Now hold this next part in your head for a second. At the exact same time Microsoft is running this spoofed interface, the company is simultaneously running a $2 million sweepstakes campaign with a $1 million cash prize and three Mercedes-Benz vehicles — just to convince people to use Bing and Edge. The promotion closes May 21st, in case you're keeping score at home.

So the current Microsoft Bing user acquisition strategy is: trick you with a fake Google page, and also offer you a million dollars. Simultaneously. As a plan.

The original trigger was always surgically specific — it only fired for searches of "google" or "google search," nothing broader. Searching "google mail" gave you the regular Bing interface. Someone wrote a conditional for that exact query and shipped it. It went through design, engineering, QA, and deployment. It survived every internal review since January 2025. Whatever story Microsoft told externally about walking it back, internally nobody killed the flag.

The comparisons to adware were never unfair. Browser hijackers and shady toolbars have used these exact techniques for years — deceptive interfaces that redirect searches while pretending to be something else. Microsoft itself previously categorized exactly this behavior as malicious. The Ask.com toolbar, which hijacked browser homepages and search engines, was labeled as malware by Microsoft. They wrote the detection rule. Then they shipped their own version. Then they kept shipping it while everyone assumed the story was over.

Microsoft has invested nearly $100 billion in Bing across seventeen years. According to Google's own lawyers citing submitted evidence in EU antitrust proceedings, the most commonly searched word on Bing is "Google." The single most popular thing people do on Bing is try to leave it. That's the context inside which someone decided the answer was to redecorate the exit to look like the destination.

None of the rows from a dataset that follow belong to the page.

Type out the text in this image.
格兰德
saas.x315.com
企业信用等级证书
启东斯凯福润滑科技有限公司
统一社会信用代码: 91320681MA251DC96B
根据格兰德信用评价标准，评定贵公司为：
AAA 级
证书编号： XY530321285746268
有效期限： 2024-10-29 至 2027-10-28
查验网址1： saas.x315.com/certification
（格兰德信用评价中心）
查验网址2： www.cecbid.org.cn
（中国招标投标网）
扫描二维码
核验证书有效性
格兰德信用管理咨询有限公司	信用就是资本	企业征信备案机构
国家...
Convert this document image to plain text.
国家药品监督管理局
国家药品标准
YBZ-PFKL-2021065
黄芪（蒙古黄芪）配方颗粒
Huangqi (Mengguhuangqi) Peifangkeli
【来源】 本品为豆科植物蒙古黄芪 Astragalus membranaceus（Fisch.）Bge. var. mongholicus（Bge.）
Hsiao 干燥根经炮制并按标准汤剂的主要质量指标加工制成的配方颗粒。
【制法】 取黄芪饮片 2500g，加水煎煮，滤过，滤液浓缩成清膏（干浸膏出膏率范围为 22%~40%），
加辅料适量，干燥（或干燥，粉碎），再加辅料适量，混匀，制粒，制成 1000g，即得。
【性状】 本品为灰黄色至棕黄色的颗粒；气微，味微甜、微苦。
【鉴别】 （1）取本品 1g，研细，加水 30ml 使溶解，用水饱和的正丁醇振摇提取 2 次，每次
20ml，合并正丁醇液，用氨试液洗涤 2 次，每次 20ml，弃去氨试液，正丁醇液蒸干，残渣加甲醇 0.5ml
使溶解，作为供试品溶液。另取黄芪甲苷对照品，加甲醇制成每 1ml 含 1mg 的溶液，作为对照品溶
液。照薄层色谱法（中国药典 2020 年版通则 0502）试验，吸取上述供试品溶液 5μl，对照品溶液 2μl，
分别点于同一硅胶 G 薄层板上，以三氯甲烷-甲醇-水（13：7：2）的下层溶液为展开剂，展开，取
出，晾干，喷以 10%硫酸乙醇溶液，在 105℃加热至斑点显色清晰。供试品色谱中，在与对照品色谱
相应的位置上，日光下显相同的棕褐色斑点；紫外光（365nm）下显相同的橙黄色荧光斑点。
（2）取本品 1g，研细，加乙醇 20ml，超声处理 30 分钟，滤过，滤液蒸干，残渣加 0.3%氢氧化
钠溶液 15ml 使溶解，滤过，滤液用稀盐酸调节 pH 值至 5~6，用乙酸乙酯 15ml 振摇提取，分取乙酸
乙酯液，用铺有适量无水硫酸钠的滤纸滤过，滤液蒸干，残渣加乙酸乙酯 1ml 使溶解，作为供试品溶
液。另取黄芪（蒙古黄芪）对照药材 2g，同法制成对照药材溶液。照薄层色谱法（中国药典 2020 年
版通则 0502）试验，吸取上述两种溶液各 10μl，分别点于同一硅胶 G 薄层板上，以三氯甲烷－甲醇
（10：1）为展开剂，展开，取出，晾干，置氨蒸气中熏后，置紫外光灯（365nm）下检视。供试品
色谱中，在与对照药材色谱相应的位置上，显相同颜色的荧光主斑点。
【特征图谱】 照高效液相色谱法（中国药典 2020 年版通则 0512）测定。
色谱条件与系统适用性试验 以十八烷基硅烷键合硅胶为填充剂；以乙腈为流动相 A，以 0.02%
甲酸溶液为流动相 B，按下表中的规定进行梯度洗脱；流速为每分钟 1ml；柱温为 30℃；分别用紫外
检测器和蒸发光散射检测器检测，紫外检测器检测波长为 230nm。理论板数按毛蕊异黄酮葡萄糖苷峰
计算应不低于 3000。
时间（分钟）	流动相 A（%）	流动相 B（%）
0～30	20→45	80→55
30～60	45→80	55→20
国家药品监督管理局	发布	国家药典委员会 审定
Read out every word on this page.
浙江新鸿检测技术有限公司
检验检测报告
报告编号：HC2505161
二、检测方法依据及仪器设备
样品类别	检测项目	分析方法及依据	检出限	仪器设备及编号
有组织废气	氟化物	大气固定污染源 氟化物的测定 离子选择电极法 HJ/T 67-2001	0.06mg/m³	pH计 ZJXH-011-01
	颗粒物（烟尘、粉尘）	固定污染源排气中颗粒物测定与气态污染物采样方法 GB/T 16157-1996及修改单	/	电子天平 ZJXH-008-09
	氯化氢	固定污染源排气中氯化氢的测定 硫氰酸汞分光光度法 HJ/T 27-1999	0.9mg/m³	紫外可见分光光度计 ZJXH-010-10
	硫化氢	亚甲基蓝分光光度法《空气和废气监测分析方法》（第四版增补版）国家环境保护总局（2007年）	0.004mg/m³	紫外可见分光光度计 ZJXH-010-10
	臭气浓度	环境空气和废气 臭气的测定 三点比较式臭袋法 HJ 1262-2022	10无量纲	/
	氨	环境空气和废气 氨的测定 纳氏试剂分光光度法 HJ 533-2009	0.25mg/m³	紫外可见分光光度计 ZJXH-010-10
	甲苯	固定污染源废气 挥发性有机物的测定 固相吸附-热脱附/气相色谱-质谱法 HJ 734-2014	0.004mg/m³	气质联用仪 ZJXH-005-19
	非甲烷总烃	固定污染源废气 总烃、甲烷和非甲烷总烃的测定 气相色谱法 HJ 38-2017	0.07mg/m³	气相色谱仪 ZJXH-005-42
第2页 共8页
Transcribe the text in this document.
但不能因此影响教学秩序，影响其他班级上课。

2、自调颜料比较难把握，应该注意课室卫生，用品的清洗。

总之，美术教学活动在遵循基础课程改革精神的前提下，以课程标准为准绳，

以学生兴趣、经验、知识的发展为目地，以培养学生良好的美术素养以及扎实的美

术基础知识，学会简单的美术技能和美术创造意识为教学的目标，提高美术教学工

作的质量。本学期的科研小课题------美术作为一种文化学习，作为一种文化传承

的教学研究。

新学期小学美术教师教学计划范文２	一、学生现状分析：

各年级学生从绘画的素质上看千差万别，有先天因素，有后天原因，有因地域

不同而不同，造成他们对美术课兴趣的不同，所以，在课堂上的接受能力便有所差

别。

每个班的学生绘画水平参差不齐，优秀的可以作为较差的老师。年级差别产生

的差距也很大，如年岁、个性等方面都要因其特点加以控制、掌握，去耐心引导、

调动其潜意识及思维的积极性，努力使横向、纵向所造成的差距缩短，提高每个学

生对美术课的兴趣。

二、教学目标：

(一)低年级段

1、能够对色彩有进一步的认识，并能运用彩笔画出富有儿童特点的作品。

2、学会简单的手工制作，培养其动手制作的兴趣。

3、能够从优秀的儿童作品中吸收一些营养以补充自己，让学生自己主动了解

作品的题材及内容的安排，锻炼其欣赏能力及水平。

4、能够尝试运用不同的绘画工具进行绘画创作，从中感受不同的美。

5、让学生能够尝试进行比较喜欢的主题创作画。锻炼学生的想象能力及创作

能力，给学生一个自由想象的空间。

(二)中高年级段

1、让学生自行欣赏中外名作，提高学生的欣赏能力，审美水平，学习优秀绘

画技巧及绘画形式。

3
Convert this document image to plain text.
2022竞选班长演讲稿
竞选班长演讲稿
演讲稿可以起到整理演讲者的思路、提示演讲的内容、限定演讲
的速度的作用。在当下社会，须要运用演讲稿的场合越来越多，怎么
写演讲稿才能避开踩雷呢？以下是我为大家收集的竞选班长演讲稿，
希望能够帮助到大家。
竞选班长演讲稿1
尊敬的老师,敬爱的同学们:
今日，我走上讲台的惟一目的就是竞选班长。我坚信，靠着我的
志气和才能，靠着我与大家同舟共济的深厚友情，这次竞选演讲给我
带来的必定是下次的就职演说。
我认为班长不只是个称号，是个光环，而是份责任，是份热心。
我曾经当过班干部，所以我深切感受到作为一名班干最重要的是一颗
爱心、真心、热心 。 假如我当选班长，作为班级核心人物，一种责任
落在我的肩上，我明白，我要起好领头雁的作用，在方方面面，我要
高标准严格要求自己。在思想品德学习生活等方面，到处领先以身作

And to be genuinely fair about it — because this series tries to be — Microsoft IS doing real work on Windows 11 right now. Per the Windows Insider Blog, Copilot buttons have been quietly pulled from Snipping Tool, Photos, and Notepad. They're reducing the baseline memory footprint, improving File Explorer launch times, and moving core Windows experiences to WinUI 3 to cut interaction latency. The taskbar — locked to the bottom of the screen since Windows 11 launched — is finally getting top and side positioning back. The white "flash bang" bug in File Explorer has been fixed, archive format support has been expanded, and the underlying explorer.exe processes are more reliable. These aren't marketing slides. They're actual shipped fixes for actual longstanding frustrations, and they deserve acknowledgment.

Which is exactly what makes the Bing situation so maddening. There's a version of Microsoft that builds things people genuinely want to use, responds to feedback, and ships real improvements. That version exists and has been doing visible work this year. And then there's the version running a spoofed Google homepage and a million-dollar lottery simultaneously, in the same product portfolio, at the same company. Both are real. The leopard contains multitudes. But spots are spots, and the Bing team's have been showing for eighteen months while everyone assumed otherwise.

Microsoft makes gestures when the noise gets loud enough. Then the noise fades. Then they keep doing what they were doing. I said it covering the GitHub arc. I said it covering Recall. The fake Google page is just the clearest possible illustration of the math: make enough noise, they'll quietly flip a flag. Wait a few weeks. Flip it back.

That's not a company in the middle of a values shift. That's a company that has learned exactly how loud the backlash needs to get before a temporary retreat is worth the cost — and has calculated that in most cases, it isn't.

Same spots. Same leopard. The only thing that changed was who was watching.